Концепция договорной ответственности во французском гражданском праве построена на основе упомянутого выше феномена форс-мажора (непреодолимой силы). Статья 1148 ФГК, в частности, устанавливала, что нет основания к взысканию убытков, если вследствие форс-мажора (force majeure) или случайного события (cas fortuit), рассматриваемых как синонимы [12. Р. 57; 13. Р. 32-33], должник не смог дать или сделать то, в отношении чего он давал обязательство, или сделал то, что ему было воспрещено. Эта норма подкреплялась и ст. 1177 ФГК, в соответствии с которой при наличии оснований должник присуждался к возмещению убытков, возникших как вследствие неисполнения обязательства, так и вследствие просрочки исполнения во всех случаях, когда он не представлял доказательств того, что неисполнение или просрочка произошли в силу посторонней причины, которая не может быть поставлена ему в вину (cause étrangère), если, кроме того, с его стороны не было проявлено никакой недобросовестности.
Таким образом, не всегда невозможность исполнения обязательства является результатом возникновения форс-мажора, но форс-мажор, будучи непредсказуемым и непредотвратимым событием, за возникновение которого ни одна из сторон не отвечает, может повлечь возникновение невозможности исполнения обязательства [12. Р. 196; 14. Р. 634-635; 15. Р. 454], освобождая при этом должника от ответственности за неисполнение последнего.
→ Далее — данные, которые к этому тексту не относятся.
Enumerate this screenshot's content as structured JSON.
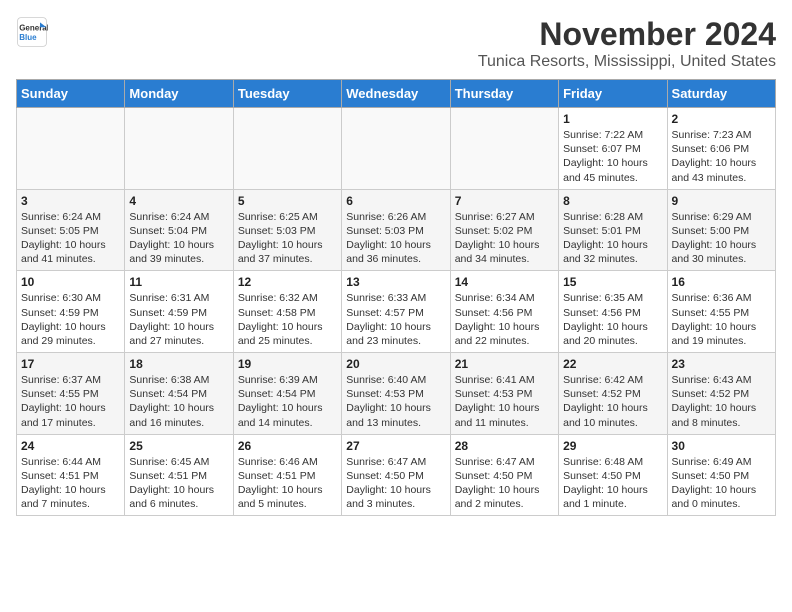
{
  "logo": {
    "line1": "General",
    "line2": "Blue"
  },
  "title": "November 2024",
  "location": "Tunica Resorts, Mississippi, United States",
  "headers": [
    "Sunday",
    "Monday",
    "Tuesday",
    "Wednesday",
    "Thursday",
    "Friday",
    "Saturday"
  ],
  "weeks": [
    [
      {
        "day": "",
        "info": ""
      },
      {
        "day": "",
        "info": ""
      },
      {
        "day": "",
        "info": ""
      },
      {
        "day": "",
        "info": ""
      },
      {
        "day": "",
        "info": ""
      },
      {
        "day": "1",
        "info": "Sunrise: 7:22 AM\nSunset: 6:07 PM\nDaylight: 10 hours and 45 minutes."
      },
      {
        "day": "2",
        "info": "Sunrise: 7:23 AM\nSunset: 6:06 PM\nDaylight: 10 hours and 43 minutes."
      }
    ],
    [
      {
        "day": "3",
        "info": "Sunrise: 6:24 AM\nSunset: 5:05 PM\nDaylight: 10 hours and 41 minutes."
      },
      {
        "day": "4",
        "info": "Sunrise: 6:24 AM\nSunset: 5:04 PM\nDaylight: 10 hours and 39 minutes."
      },
      {
        "day": "5",
        "info": "Sunrise: 6:25 AM\nSunset: 5:03 PM\nDaylight: 10 hours and 37 minutes."
      },
      {
        "day": "6",
        "info": "Sunrise: 6:26 AM\nSunset: 5:03 PM\nDaylight: 10 hours and 36 minutes."
      },
      {
        "day": "7",
        "info": "Sunrise: 6:27 AM\nSunset: 5:02 PM\nDaylight: 10 hours and 34 minutes."
      },
      {
        "day": "8",
        "info": "Sunrise: 6:28 AM\nSunset: 5:01 PM\nDaylight: 10 hours and 32 minutes."
      },
      {
        "day": "9",
        "info": "Sunrise: 6:29 AM\nSunset: 5:00 PM\nDaylight: 10 hours and 30 minutes."
      }
    ],
    [
      {
        "day": "10",
        "info": "Sunrise: 6:30 AM\nSunset: 4:59 PM\nDaylight: 10 hours and 29 minutes."
      },
      {
        "day": "11",
        "info": "Sunrise: 6:31 AM\nSunset: 4:59 PM\nDaylight: 10 hours and 27 minutes."
      },
      {
        "day": "12",
        "info": "Sunrise: 6:32 AM\nSunset: 4:58 PM\nDaylight: 10 hours and 25 minutes."
      },
      {
        "day": "13",
        "info": "Sunrise: 6:33 AM\nSunset: 4:57 PM\nDaylight: 10 hours and 23 minutes."
      },
      {
        "day": "14",
        "info": "Sunrise: 6:34 AM\nSunset: 4:56 PM\nDaylight: 10 hours and 22 minutes."
      },
      {
        "day": "15",
        "info": "Sunrise: 6:35 AM\nSunset: 4:56 PM\nDaylight: 10 hours and 20 minutes."
      },
      {
        "day": "16",
        "info": "Sunrise: 6:36 AM\nSunset: 4:55 PM\nDaylight: 10 hours and 19 minutes."
      }
    ],
    [
      {
        "day": "17",
        "info": "Sunrise: 6:37 AM\nSunset: 4:55 PM\nDaylight: 10 hours and 17 minutes."
      },
      {
        "day": "18",
        "info": "Sunrise: 6:38 AM\nSunset: 4:54 PM\nDaylight: 10 hours and 16 minutes."
      },
      {
        "day": "19",
        "info": "Sunrise: 6:39 AM\nSunset: 4:54 PM\nDaylight: 10 hours and 14 minutes."
      },
      {
        "day": "20",
        "info": "Sunrise: 6:40 AM\nSunset: 4:53 PM\nDaylight: 10 hours and 13 minutes."
      },
      {
        "day": "21",
        "info": "Sunrise: 6:41 AM\nSunset: 4:53 PM\nDaylight: 10 hours and 11 minutes."
      },
      {
        "day": "22",
        "info": "Sunrise: 6:42 AM\nSunset: 4:52 PM\nDaylight: 10 hours and 10 minutes."
      },
      {
        "day": "23",
        "info": "Sunrise: 6:43 AM\nSunset: 4:52 PM\nDaylight: 10 hours and 8 minutes."
      }
    ],
    [
      {
        "day": "24",
        "info": "Sunrise: 6:44 AM\nSunset: 4:51 PM\nDaylight: 10 hours and 7 minutes."
      },
      {
        "day": "25",
        "info": "Sunrise: 6:45 AM\nSunset: 4:51 PM\nDaylight: 10 hours and 6 minutes."
      },
      {
        "day": "26",
        "info": "Sunrise: 6:46 AM\nSunset: 4:51 PM\nDaylight: 10 hours and 5 minutes."
      },
      {
        "day": "27",
        "info": "Sunrise: 6:47 AM\nSunset: 4:50 PM\nDaylight: 10 hours and 3 minutes."
      },
      {
        "day": "28",
        "info": "Sunrise: 6:47 AM\nSunset: 4:50 PM\nDaylight: 10 hours and 2 minutes."
      },
      {
        "day": "29",
        "info": "Sunrise: 6:48 AM\nSunset: 4:50 PM\nDaylight: 10 hours and 1 minute."
      },
      {
        "day": "30",
        "info": "Sunrise: 6:49 AM\nSunset: 4:50 PM\nDaylight: 10 hours and 0 minutes."
      }
    ]
  ]
}
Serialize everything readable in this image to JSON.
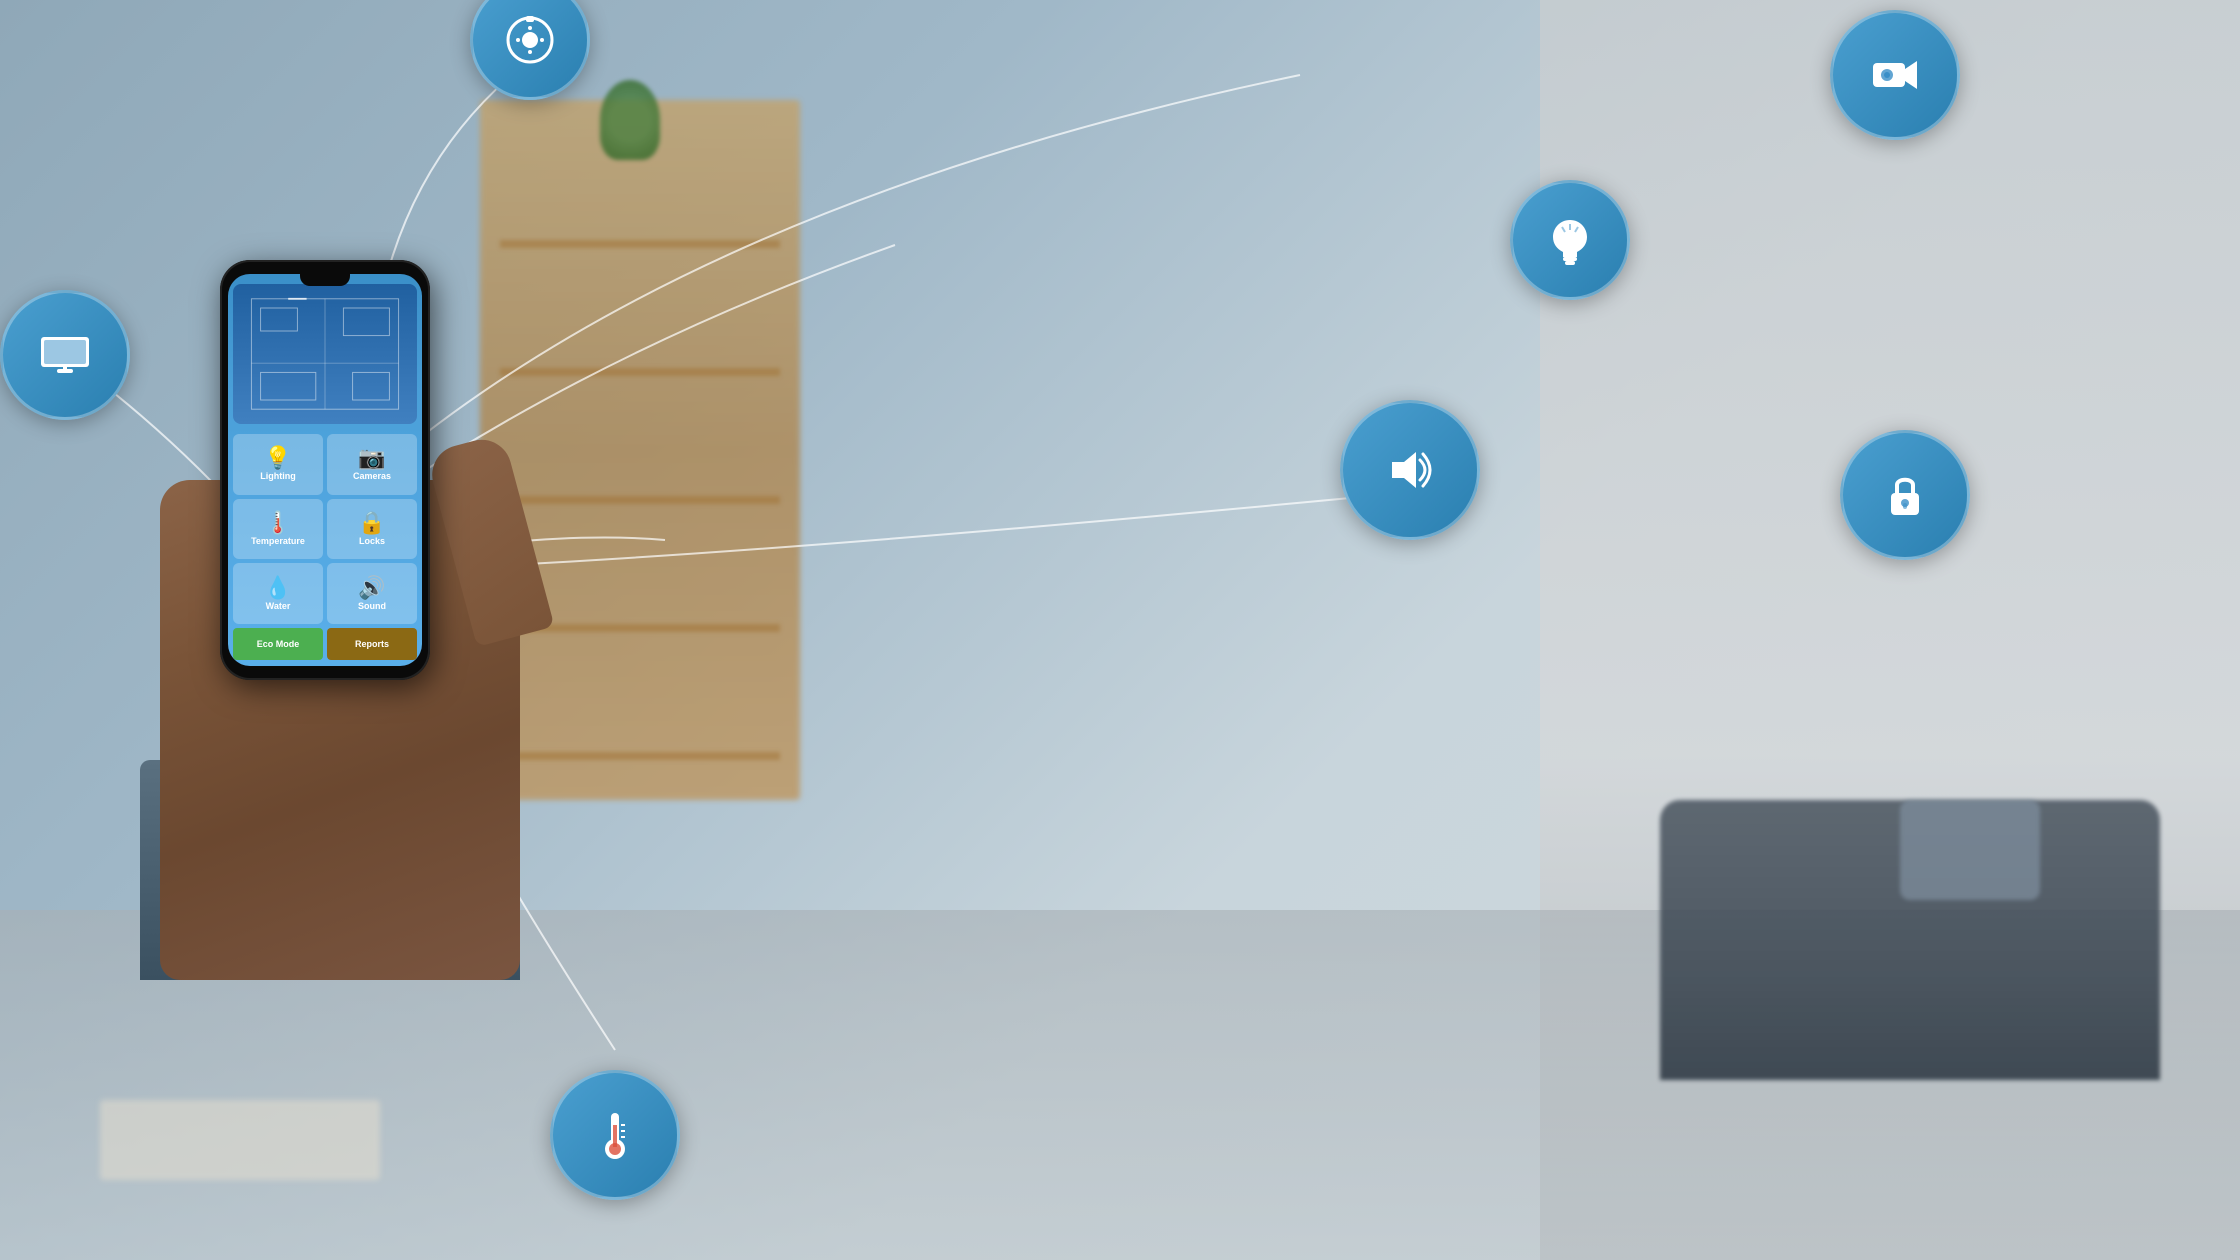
{
  "background": {
    "color": "#b0bec5"
  },
  "phone": {
    "screen_color": "#3a8fc8",
    "room_preview_alt": "Smart home room blueprint"
  },
  "app_tiles": [
    {
      "id": "lighting",
      "label": "Lighting",
      "icon": "💡"
    },
    {
      "id": "cameras",
      "label": "Cameras",
      "icon": "📷"
    },
    {
      "id": "temperature",
      "label": "Temperature",
      "icon": "🌡️"
    },
    {
      "id": "locks",
      "label": "Locks",
      "icon": "🔒"
    },
    {
      "id": "water",
      "label": "Water",
      "icon": "💧"
    },
    {
      "id": "sound",
      "label": "Sound",
      "icon": "🔊"
    }
  ],
  "buttons": {
    "eco_mode": "Eco Mode",
    "reports": "Reports"
  },
  "iot_icons": [
    {
      "id": "smoke-detector",
      "label": "Smoke Detector",
      "position": "top-center"
    },
    {
      "id": "security-camera",
      "label": "Security Camera",
      "position": "top-right"
    },
    {
      "id": "tv-display",
      "label": "TV Display",
      "position": "left"
    },
    {
      "id": "light-bulb",
      "label": "Light Bulb",
      "position": "right-upper"
    },
    {
      "id": "speaker-sound",
      "label": "Speaker/Sound",
      "position": "center-right"
    },
    {
      "id": "door-lock",
      "label": "Door Lock",
      "position": "far-right"
    },
    {
      "id": "thermometer",
      "label": "Thermometer",
      "position": "bottom-center"
    }
  ]
}
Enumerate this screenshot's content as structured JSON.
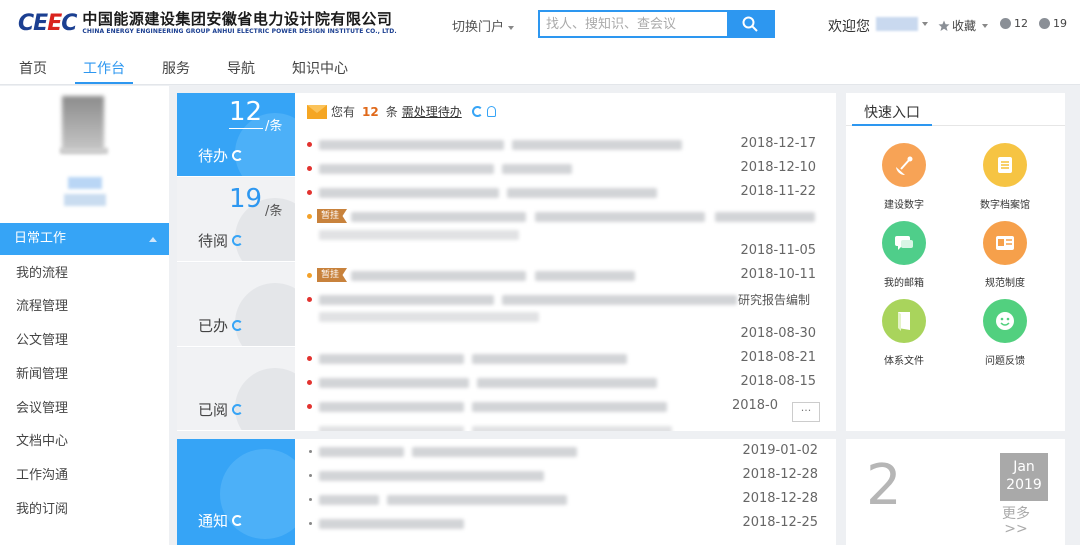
{
  "header": {
    "logo_mark": "CEEC",
    "logo_cn": "中国能源建设集团安徽省电力设计院有限公司",
    "logo_en": "CHINA ENERGY ENGINEERING GROUP ANHUI ELECTRIC POWER DESIGN INSTITUTE CO., LTD.",
    "portal_switch": "切换门户",
    "search_placeholder": "找人、搜知识、查会议",
    "welcome": "欢迎您",
    "favorites": "收藏",
    "badge_a": "12",
    "badge_b": "19"
  },
  "nav": [
    "首页",
    "工作台",
    "服务",
    "导航",
    "知识中心"
  ],
  "sidebar": {
    "section": "日常工作",
    "items": [
      "我的流程",
      "流程管理",
      "公文管理",
      "新闻管理",
      "会议管理",
      "文档中心",
      "工作沟通",
      "我的订阅"
    ]
  },
  "tabs": {
    "todo": {
      "count": "12",
      "unit": "/条",
      "label": "待办"
    },
    "toread": {
      "count": "19",
      "unit": "/条",
      "label": "待阅"
    },
    "done": {
      "label": "已办"
    },
    "read": {
      "label": "已阅"
    },
    "notice": {
      "label": "通知"
    }
  },
  "todo": {
    "prefix": "您有",
    "count": "12",
    "middle": "条",
    "link": "需处理待办",
    "pin_tag": "暂挂",
    "suffix_text": "研究报告编制",
    "more": "···",
    "dates": [
      "2018-12-17",
      "2018-12-10",
      "2018-11-22",
      "2018-11-05",
      "2018-10-11",
      "2018-08-30",
      "2018-08-21",
      "2018-08-15",
      "2018-0"
    ]
  },
  "quick": {
    "title": "快速入口",
    "items": [
      "建设数字",
      "数字档案馆",
      "我的邮箱",
      "规范制度",
      "体系文件",
      "问题反馈"
    ],
    "colors": [
      "#f7a356",
      "#f6c443",
      "#4fce8a",
      "#f6a04b",
      "#a9d45c",
      "#52d07f"
    ]
  },
  "notice": {
    "dates": [
      "2019-01-02",
      "2018-12-28",
      "2018-12-28",
      "2018-12-25"
    ]
  },
  "calendar": {
    "day": "2",
    "month": "Jan",
    "year": "2019",
    "more": "更多",
    "more_arrow": ">>"
  }
}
Следует заметить, что хоть термин «форс-мажор» и является легальным, в ФГК до реформы 2016 г. его определения не давалось. В литературе отмечается, что, с одной стороны, французские суды толковали его чрезвычайно ограничительно, в каждом случае рассматривая обстоятельство реальной действительности с точки зрения его соответствия всем признакам форс-мажора, а с другой - диспозитивность ФГК в этой части позволяла сторонам достаточно свободно определять в договоре конкретные жизненные обстоятельства, освобождающие стороны от ответственности
за неисполнение обязательства, либо включать в договор оговорку о форс-мажоре в целях перераспределения риска его наступления. Кроме того, стороны могли изменить установленный законом момент перехода риска случайной гибели предмета исполнения (по общему правилу он определяется моментом заключения договора), изменяя тем самым последствия наступления форс-мажора, и даже предусмотреть в договоре дополнительные последствия возникновения последнего [12. Р. 56, 61-62, 64, 66-70].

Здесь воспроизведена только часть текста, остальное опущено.